Motor function has correlated with longevity and functionality; however, there is limited research on those with Alzheimer's disease (AD). We studied the association between motor functionality and AD pathology in primary motor and medial temporal cortices.

METHODS

A total of 206 participants with a clinical diagnosis of cognitively healthy, AD, or mild cognitive impairment (MCI) underwent imaging and motor assessment. Linear regressions and analyses of variance were applied to test the prediction from AD imaging biomarkers to motor performance and the diagnosis group differences in motor performance.

RESULTS

Increased neurodegeneration was associated with worsening dexterity and lower walking speed, and increased amyloid and tau were associated with worsening dexterity. AD and MCI participants had lower motor performance than the cognitively healthy participants.

DISCUSSION

Increased AD pathology is associated with worsening dexterity performance.
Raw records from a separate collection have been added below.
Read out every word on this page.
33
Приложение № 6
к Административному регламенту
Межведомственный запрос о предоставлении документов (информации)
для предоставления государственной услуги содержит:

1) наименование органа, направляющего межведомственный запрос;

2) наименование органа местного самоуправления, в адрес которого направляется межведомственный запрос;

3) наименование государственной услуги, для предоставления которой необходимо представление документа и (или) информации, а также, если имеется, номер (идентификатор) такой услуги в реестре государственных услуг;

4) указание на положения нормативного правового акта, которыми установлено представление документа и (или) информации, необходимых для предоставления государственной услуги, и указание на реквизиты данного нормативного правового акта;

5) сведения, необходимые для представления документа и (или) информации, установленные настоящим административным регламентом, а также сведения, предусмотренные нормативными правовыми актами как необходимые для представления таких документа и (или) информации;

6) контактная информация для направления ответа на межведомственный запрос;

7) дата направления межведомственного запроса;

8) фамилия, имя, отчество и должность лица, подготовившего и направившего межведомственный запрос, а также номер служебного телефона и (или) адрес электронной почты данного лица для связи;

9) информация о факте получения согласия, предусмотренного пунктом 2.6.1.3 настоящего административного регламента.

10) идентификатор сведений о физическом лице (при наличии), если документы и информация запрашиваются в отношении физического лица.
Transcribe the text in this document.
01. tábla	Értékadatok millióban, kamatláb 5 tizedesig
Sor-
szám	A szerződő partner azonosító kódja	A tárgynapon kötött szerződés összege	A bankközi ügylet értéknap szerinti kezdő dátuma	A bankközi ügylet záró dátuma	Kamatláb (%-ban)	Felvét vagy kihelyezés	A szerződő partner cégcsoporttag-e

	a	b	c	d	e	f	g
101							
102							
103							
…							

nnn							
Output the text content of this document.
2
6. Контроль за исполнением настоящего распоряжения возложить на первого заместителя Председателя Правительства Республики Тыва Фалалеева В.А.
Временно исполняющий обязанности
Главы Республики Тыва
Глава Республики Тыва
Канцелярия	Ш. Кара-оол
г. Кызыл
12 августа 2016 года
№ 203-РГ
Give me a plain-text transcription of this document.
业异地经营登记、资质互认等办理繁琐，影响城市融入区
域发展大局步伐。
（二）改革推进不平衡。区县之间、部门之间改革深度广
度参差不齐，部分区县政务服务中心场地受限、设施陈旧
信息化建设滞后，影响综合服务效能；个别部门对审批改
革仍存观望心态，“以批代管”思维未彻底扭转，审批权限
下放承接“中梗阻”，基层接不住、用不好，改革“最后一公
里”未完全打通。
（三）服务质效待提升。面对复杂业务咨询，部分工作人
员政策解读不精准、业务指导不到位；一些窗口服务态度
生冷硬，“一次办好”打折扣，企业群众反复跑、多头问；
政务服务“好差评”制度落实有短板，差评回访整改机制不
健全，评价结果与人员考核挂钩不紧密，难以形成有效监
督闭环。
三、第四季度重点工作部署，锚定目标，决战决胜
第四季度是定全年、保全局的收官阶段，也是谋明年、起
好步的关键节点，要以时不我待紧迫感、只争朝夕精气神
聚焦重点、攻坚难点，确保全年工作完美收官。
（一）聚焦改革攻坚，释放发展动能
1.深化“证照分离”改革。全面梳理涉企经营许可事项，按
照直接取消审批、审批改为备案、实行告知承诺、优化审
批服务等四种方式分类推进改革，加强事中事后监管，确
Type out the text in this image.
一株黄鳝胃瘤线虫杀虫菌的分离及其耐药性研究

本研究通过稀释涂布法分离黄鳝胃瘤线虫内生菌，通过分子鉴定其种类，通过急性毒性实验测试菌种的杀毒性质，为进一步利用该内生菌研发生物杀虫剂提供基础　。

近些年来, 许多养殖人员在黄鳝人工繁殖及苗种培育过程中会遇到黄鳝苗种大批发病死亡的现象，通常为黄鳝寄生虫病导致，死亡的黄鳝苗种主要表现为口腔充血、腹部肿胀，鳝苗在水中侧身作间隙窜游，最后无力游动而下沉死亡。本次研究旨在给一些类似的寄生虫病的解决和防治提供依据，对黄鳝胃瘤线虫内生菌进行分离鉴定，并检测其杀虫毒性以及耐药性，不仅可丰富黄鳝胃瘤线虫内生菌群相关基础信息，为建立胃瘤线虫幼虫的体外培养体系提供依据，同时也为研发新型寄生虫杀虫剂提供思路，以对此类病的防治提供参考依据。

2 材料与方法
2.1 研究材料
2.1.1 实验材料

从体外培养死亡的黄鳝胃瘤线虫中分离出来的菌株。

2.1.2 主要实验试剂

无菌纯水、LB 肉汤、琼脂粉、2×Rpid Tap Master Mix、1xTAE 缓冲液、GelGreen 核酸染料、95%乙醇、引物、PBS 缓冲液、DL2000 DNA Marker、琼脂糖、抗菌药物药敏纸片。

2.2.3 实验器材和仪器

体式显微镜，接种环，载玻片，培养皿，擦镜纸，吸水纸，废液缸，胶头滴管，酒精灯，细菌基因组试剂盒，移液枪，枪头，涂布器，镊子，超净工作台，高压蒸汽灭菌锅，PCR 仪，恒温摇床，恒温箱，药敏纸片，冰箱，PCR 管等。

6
The decline in dexterity in those with AD pathology may offer an opportunity for non-pharmacological therapy intervention.

HIGHLIGHTS

Noted worsening dexterity performance was associated with greater Alzheimer's disease (AD) pathology (tau, amyloid beta, and neurodegeneration) in primary motor cortices. Similarly, increased neurodegeneration and tau pathology in parahippocampal, hippocampal, and entorhinal cortices is associated with worsening dexterity performance. Motor performance declined in those with clinical and preclinical AD among an array of motor assessments.